Diplômé en physiothérapie
Physiothérapeute à l’Hôpital “San Agustín” d'Avilés
email : javivimosan@telecable.es

RÉSUMÉ

Les cas de sclérodermie arrivant jusqu’au physiothérapeute sont très rares puisque la grande majorité sont traités au moyen de médicaments par le clinicien.

Nous souhaitions démontrer que le traitement par physiothérapie est efficace pour pallier les effets de la sclérodermie. Le traitement est constitué de : d’hydrothérapie, de bains de paraffine, d’exercices respiratoires, de kinésithérapie et d’étirements musculaires. On peut alors noter une augmentation des arcs articulaires et de la fonction respiratoire permettant une meilleure qualité de vie au patient.

MOTS CLÉS

Sclérodermie ; Physiothérapie ; Kinésithérapie ; Exercices respiratoires ; Thermothérapie ; Hydrothérapie.

Abstract

Very few sclerodermia cases come into physiotherapist hands since most of them are treated with drugs by clinical.

Having come a sclerodermia patient into our hands, we wanted to make the most of it in order to prove that physiotherapeutical treatement is effective to relieve the effects of this illness. This treatment lied in: hydrotherapy, paraffin baths, breathing exercises, kinesitherapy and stretching. We obtained with it an increase in the articulate arches, as well as an increase in the breathing function. All this improvements are to the advantage of a better quality of life of the patient.

KEY WORDS

Sclerodermia; Physiotherapy; Kinesitherapy; Breathing exercises; Thermotherapy; Hydrotherapy.

INTRODUCTION

La sclérodermie provoque des symptômes invalidants tant articulaires que musculaires et induit des manifestations respiratoires et viscérales variées.

La physiothérapie va traiter le patient au niveau musculo-articulaire et respiratoire.

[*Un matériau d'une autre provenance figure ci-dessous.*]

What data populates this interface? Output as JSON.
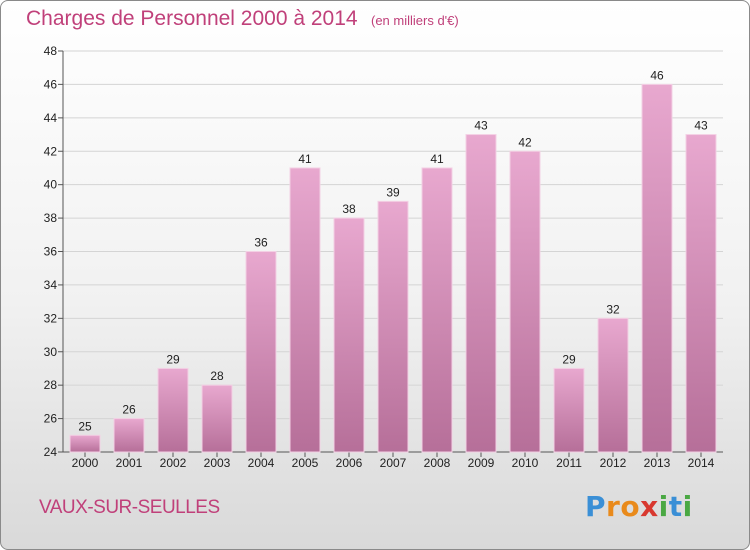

Nous sommes en présence d’un patient de sexe masculin atteint de poïkilodermie et d’un syndrome de Raynaud touchant tous ses doigts et donnant un aspect cireux à son épiderme de façon généralisée. Le patient est âgé de 48 ans et souffre d’un déficit de la fonction respiratoire. Une spirométrie sera donc nécessaire au début du traitement pour pouvoir ensuite comparer les résultats :

C.V. (capacité vitale)
Théorique 3940 Trouvé 2150 % 55
VEMS (Volume Expiratoire Maximal seconde)
Théorique 3100 Trouvé 1350 % 44
Indice de Tiffeneau
Théorique 79 % Trouvé 63 %

En ce qui concerne le problème articulaire et musculaire du patient, nous allons dans cas précis nous concentrer sur les mains, les poignets, les épaules et les chevilles, ces articulations étant les plus touchées. Le patient présente un déficit avec angle de 45° à l’extension des deux poignets avec flexion métacarpo-phalangienne, abduction de l’épaule droite de 100° et de l’épaule gauche de 110°, flexion des épaules légèrement déficitaire (-25°) et un pied équin bilatéral qui l’empêche de marcher normalement. Il présente aussi une flexion métacarpo-phalangienne de 20° avec impossibilité d’extension sans flexion préalable du poignet.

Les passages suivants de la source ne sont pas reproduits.